In the eyes of tens of millions of Egyptians, Senators John McCain’s and Lindsey Graham’s recent words and deeds in Egypt — which have the “blessing” of President Obama — have unequivocally proven that U.S. leadership is aligning with the Muslim Brotherhood.
Egyptian media is awash with stories of the growing anger regarding this policy.
A top advisor to Egypt’s Interim President Adly Mansour formally accused McCain of distorting facts to the benefit of the Brotherhood. He dismissed McCain’s recent remarks as “irrational” and “moronic.” Ahmed al-Zind, head of the Egyptian Judge Club, has called
for the arrest and trial of McCain for “trying to destroy Egypt.” The leader of the youth movement Tamarod (meaning “Rebellion,” against the Brotherhood), which played a major role in mobilizing the June 30 revolution, said: “We reject John McCain and call on the international community to let the [Egyptian] people decide their own fate.”
Secular political commentator Ahmed Musa asserted:
These two men have made more shameless demands than the Brotherhood themselves would dare.
[McCain] is not a man elected by the American people to speak on their behalf; today, he speaks on behalf of an armed terrorist organization — the Muslim Brotherhood. … We had expected [better] from these two men who came to speak with the tongue of the Brotherhood’s leadership, as if they had been recruited as two new leaders of the Brotherhood, which killed, destroyed, and burned in al-Muqattam, and now in Rab‘a al-Adawiya [the main Brotherhood militant camp]. The only thing missing is to see them in Rab‘a, surrounded by armed groups, and in their midst Muhammad Badie [supreme leader of the Brotherhood] and [U.S. Ambassador] Anne Patterson. That’s all that’s missing! Here comes Brother McCain today saying that we must “release the [Brotherhood] prisoners”.
Are you not aware that these people are accused of murder?

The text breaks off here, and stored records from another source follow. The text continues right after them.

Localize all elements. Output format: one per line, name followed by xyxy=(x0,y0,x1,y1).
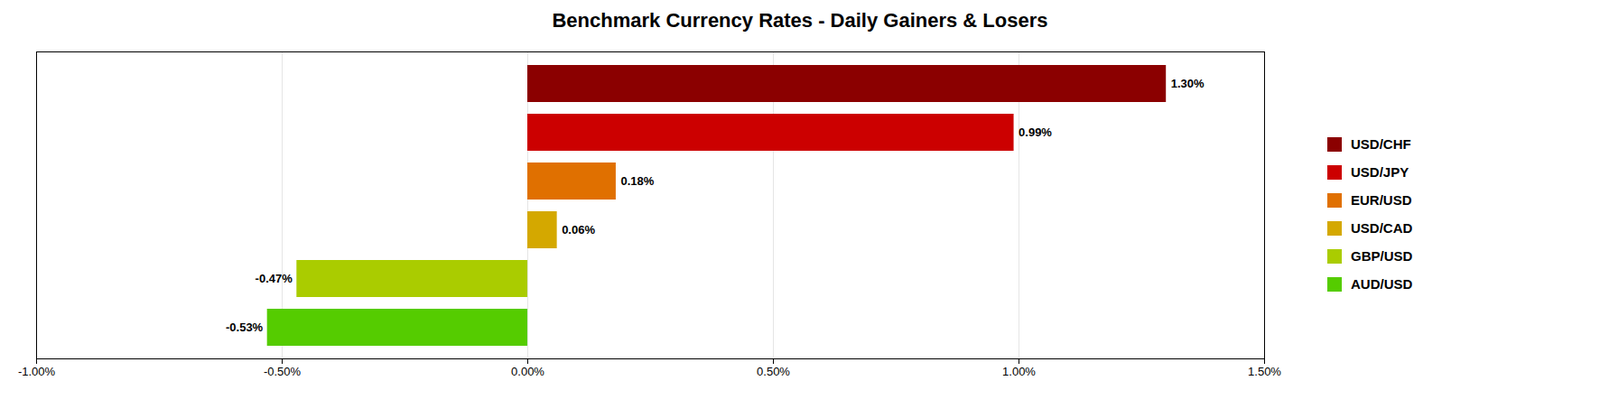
html-text:GBP/USD: GBP/USD xyxy=(1350,248,1413,264)
svg-text:1.30%: 1.30% xyxy=(1171,76,1205,91)
svg-text:0.18%: 0.18% xyxy=(620,174,654,188)
svg-text:-0.47%: -0.47% xyxy=(255,271,294,286)
svg-text:0.99%: 0.99% xyxy=(1018,125,1052,140)
svg-text:-1.00%: -1.00% xyxy=(18,364,56,379)
svg-text:0.06%: 0.06% xyxy=(561,223,596,237)
svg-text:0.50%: 0.50% xyxy=(756,364,791,379)
svg-text:-0.53%: -0.53% xyxy=(225,320,264,335)
html-text:Benchmark Currency Rates - Dai: Benchmark Currency Rates - Daily Gainers… xyxy=(552,9,1048,32)
html-text:USD/JPY: USD/JPY xyxy=(1350,164,1409,180)
svg-text:0.00%: 0.00% xyxy=(511,364,545,379)
html-text:USD/CHF: USD/CHF xyxy=(1350,136,1412,152)
svg-text:1.00%: 1.00% xyxy=(1002,364,1036,379)
svg-text:-0.50%: -0.50% xyxy=(263,364,302,379)
html-text:AUD/USD: AUD/USD xyxy=(1350,276,1413,292)
html-text:EUR/USD: EUR/USD xyxy=(1350,192,1412,208)
svg-text:1.50%: 1.50% xyxy=(1247,364,1282,379)
html-text:USD/CAD: USD/CAD xyxy=(1350,220,1413,236)
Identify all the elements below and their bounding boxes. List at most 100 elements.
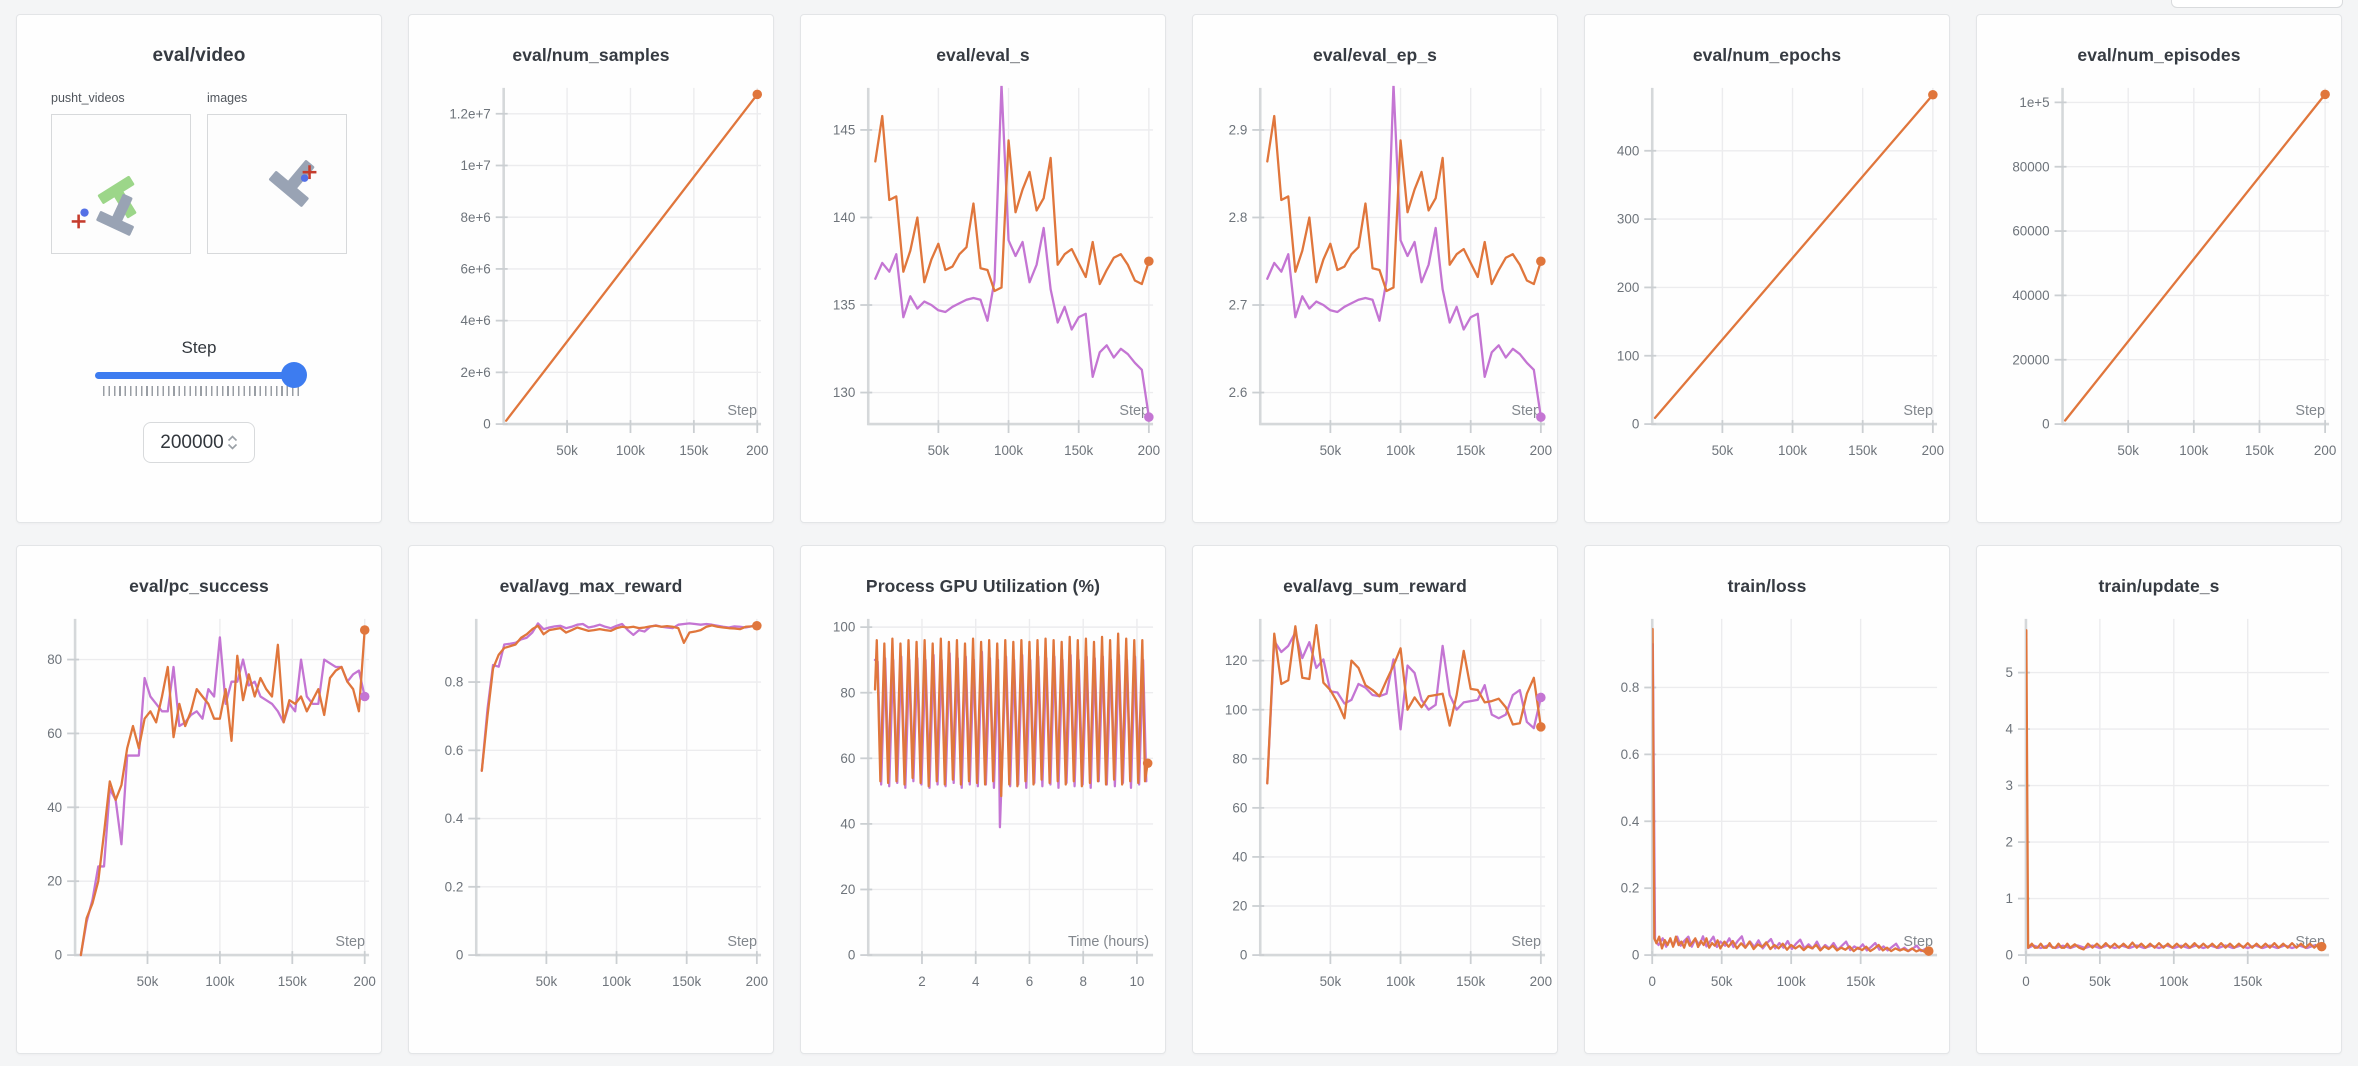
goal-cross-icon xyxy=(71,214,86,229)
svg-text:100: 100 xyxy=(833,620,855,635)
chart-plot-eval-eval-s[interactable]: 130 135 140 145 50k 100k 150k 200 Step xyxy=(801,74,1165,476)
svg-text:0: 0 xyxy=(2042,417,2049,432)
chart-plot-eval-avg-max-reward[interactable]: 0 0.2 0.4 0.6 0.8 50k 100k 150k 200 Step xyxy=(409,605,773,1007)
chart-plot-eval-eval-ep-s[interactable]: 2.6 2.7 2.8 2.9 50k 100k 150k 200 Step xyxy=(1193,74,1557,476)
chart-title: eval/num_epochs xyxy=(1692,45,1842,65)
gray-t-shape xyxy=(96,193,134,236)
svg-text:6: 6 xyxy=(1026,974,1033,989)
goal-cross-icon xyxy=(302,165,317,180)
step-value: 200000 xyxy=(160,431,224,453)
svg-text:0.6: 0.6 xyxy=(445,743,464,758)
svg-text:60000: 60000 xyxy=(2012,224,2049,239)
svg-text:150k: 150k xyxy=(1848,443,1877,458)
svg-text:50k: 50k xyxy=(1711,974,1733,989)
gray-t-shape xyxy=(269,160,315,207)
svg-text:100k: 100k xyxy=(1778,443,1807,458)
chart-plot-process-gpu-utilization[interactable]: 0 20 40 60 80 100 2 4 6 8 10 Time (hours) xyxy=(801,605,1165,1007)
svg-text:200: 200 xyxy=(354,974,376,989)
svg-text:3: 3 xyxy=(2006,778,2013,793)
svg-text:130: 130 xyxy=(833,385,855,400)
svg-text:2: 2 xyxy=(2006,835,2013,850)
thumb-label-pusht-videos: pusht_videos xyxy=(51,91,125,105)
svg-text:0.6: 0.6 xyxy=(1621,747,1640,762)
svg-text:2.9: 2.9 xyxy=(1229,123,1248,138)
svg-text:Step: Step xyxy=(1903,403,1933,419)
chart-title: train/loss xyxy=(1727,576,1807,596)
svg-text:0: 0 xyxy=(483,417,490,432)
chart-title: train/update_s xyxy=(2098,576,2220,596)
svg-text:1e+7: 1e+7 xyxy=(461,158,491,173)
svg-text:0: 0 xyxy=(1240,948,1247,963)
chart-panel-eval-num-episodes: eval/num_episodes 0 20000 40000 60000 80000 1… xyxy=(1976,14,2342,523)
svg-text:40: 40 xyxy=(840,816,855,831)
panel-eval-video: eval/video pusht_videos xyxy=(16,14,382,523)
chart-plot-eval-pc-success[interactable]: 0 20 40 60 80 50k 100k 150k 200 Step xyxy=(17,605,381,1007)
svg-text:50k: 50k xyxy=(2117,443,2139,458)
video-panel-title: eval/video xyxy=(152,45,246,66)
svg-text:60: 60 xyxy=(840,751,855,766)
chart-panel-process-gpu-utilization: Process GPU Utilization (%) 0 20 40 60 80 100… xyxy=(800,545,1166,1054)
svg-text:50k: 50k xyxy=(536,974,558,989)
chart-plot-eval-avg-sum-reward[interactable]: 0 20 40 60 80 100 120 50k 100k 150k 200 Step xyxy=(1193,605,1557,1007)
step-slider-label: Step xyxy=(181,338,217,357)
svg-text:100k: 100k xyxy=(2179,443,2208,458)
svg-text:0: 0 xyxy=(848,948,855,963)
chart-plot-eval-num-samples[interactable]: 0 2e+6 4e+6 6e+6 8e+6 1e+7 1.2e+7 50k 100k 150k 20… xyxy=(409,74,773,476)
svg-text:50k: 50k xyxy=(928,443,950,458)
chart-title: eval/pc_success xyxy=(129,576,269,596)
svg-text:Step: Step xyxy=(1511,934,1541,950)
svg-text:0: 0 xyxy=(55,948,62,963)
chart-title: eval/avg_sum_reward xyxy=(1283,576,1467,596)
svg-text:150k: 150k xyxy=(1846,974,1875,989)
slider-thumb[interactable] xyxy=(281,362,307,388)
svg-text:0.2: 0.2 xyxy=(445,879,464,894)
chart-plot-eval-num-episodes[interactable]: 0 20000 40000 60000 80000 1e+5 50k 100k 150k 200 S… xyxy=(1977,74,2341,476)
svg-text:1.2e+7: 1.2e+7 xyxy=(449,106,490,121)
svg-text:150k: 150k xyxy=(278,974,307,989)
stepper-arrows-icon[interactable] xyxy=(227,435,238,450)
svg-text:150k: 150k xyxy=(1456,974,1485,989)
svg-text:100k: 100k xyxy=(205,974,234,989)
pusht-videos-thumbnail[interactable] xyxy=(51,114,191,254)
chart-plot-eval-num-epochs[interactable]: 0 100 200 300 400 50k 100k 150k 200 Step xyxy=(1585,74,1949,476)
svg-text:2.8: 2.8 xyxy=(1229,210,1248,225)
svg-text:145: 145 xyxy=(833,123,855,138)
svg-text:200: 200 xyxy=(1922,443,1944,458)
svg-text:400: 400 xyxy=(1617,143,1639,158)
chart-panel-eval-num-samples: eval/num_samples 0 2e+6 4e+6 6e+6 8e+6 1e+7 1.… xyxy=(408,14,774,523)
chart-title: eval/num_samples xyxy=(512,45,670,65)
svg-text:0.2: 0.2 xyxy=(1621,881,1640,896)
partial-panel-above xyxy=(2171,0,2343,8)
svg-text:60: 60 xyxy=(1232,800,1247,815)
svg-text:2e+6: 2e+6 xyxy=(461,365,491,380)
slider-track[interactable] xyxy=(95,362,307,388)
svg-text:100k: 100k xyxy=(602,974,631,989)
svg-text:200: 200 xyxy=(746,443,768,458)
svg-text:2.7: 2.7 xyxy=(1229,298,1248,313)
svg-text:200: 200 xyxy=(1530,443,1552,458)
chart-title: eval/eval_ep_s xyxy=(1312,45,1437,65)
svg-text:50k: 50k xyxy=(1320,974,1342,989)
images-thumbnail[interactable] xyxy=(207,114,347,254)
svg-text:140: 140 xyxy=(833,210,855,225)
svg-text:Time (hours): Time (hours) xyxy=(1068,934,1149,950)
step-number-input[interactable]: 200000 xyxy=(143,422,255,463)
chart-plot-train-loss[interactable]: 0 0.2 0.4 0.6 0.8 0 50k 100k 150k Step xyxy=(1585,605,1949,1007)
svg-text:150k: 150k xyxy=(1456,443,1485,458)
svg-text:80: 80 xyxy=(840,685,855,700)
chart-panel-eval-avg-sum-reward: eval/avg_sum_reward 0 20 40 60 80 100 120 50k 10… xyxy=(1192,545,1558,1054)
media-thumbnails: pusht_videos xyxy=(17,91,381,254)
svg-text:60: 60 xyxy=(47,726,62,741)
svg-text:0: 0 xyxy=(456,948,463,963)
step-slider[interactable] xyxy=(95,362,307,396)
svg-text:1e+5: 1e+5 xyxy=(2019,95,2049,110)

Are you not aware that hundreds of Egyptians have been killed at the hands of the Brotherhood, Morsi, Shatter, Qatatni, Badie, Baltagi — have you forgotten? Did you not read the report on what happened? Or did you just blindly accept your ambassador’s words that it was a coup, that 33 million people did not go out?
What did McCain do and say in Egypt to earn the ire of millions of Egyptians?
Most offensive to Egyptians — and helpful to the Brotherhood’s cause — is McCain’s insistence on calling the June 30 revolution a “military coup.” In reality, the revolution consisted of perhaps thirty million Egyptians taking to the streets to oust the Brotherhood. McCain is either deliberately misconstruing the event, or believes the story as told by Al Jazeera and Ambassador Anne Patterson. In this narrative, at least an equal amount of Egyptians did support Morsi, and the military simply overthrew him against popular will. Al Jazeera has actually broadcast images of the millions of anti-Morsi protesters and identified them as pro-Morsi protesters, disinformation which was quickly adopted by Western media.
Several Al Jazeera correspondents have resigned due to Al Jazeera acting as the Brotherhood’s international mouthpiece.
Fortunately, some American officials have formally rejected the narrative. A new congressional resolution states:
Whereas in recent weeks, an estimated 30,000,000 Egyptians in a majority of Egypt’s 27 provinces gathered to protest the widespread failures of former President Mohamed Morsi and the Government of Egypt and its violations of the most basic rights of all Egyptian citizens, including Egyptian women, minorities, and those publicly dissenting from its views and policies; Whereas the participants in the June 30, 2013, popular protests far outnumbered those involved in the protests and demonstrations of January and February 2011 …
Even the Obama administration has been sensible enough not to call the June 30 revolution a “military coup.” Nevertheless, McCain rejected
John Kerry’s statement that “the [Egyptian] military did not take over.”
McCain’s designation raises other questions as well. If he considers the ouster of the Brotherhood government to be a military coup, why didn’t he extend that distinction at the fall of Mubarak’s more moderate government, which was also removed by the military in response to popular protests? If McCain’s argument is that Morsi was democratically elected and Mubarak was not, then why was the U.S. giving Egypt billions in aid for decades? Did not this aid legitimize Mubarak’s government no less than Morsi’s?
Further angering Egyptians is McCain’s insistence that all arrested Brotherhood members and other Islamists be released from prison. As Musa said, McCain’s stance does not address that Brotherhood leadership is awaiting trial on serious charges: inciting terrorism, causing the murder of Egyptians, and grand treason by conspiring with foreign powers against Egypt’s interests.
McCain claims he is simply interested in the human rights of the incarcerated Brotherhood members, a statement that is additionally curious. If human rights are at issue, why has McCain and the U.S. administration been ambivalent regarding the fate of Hosni Mubarak? Morsi faces perhaps more serious charges than Mubarak does, yet McCain calls for his release.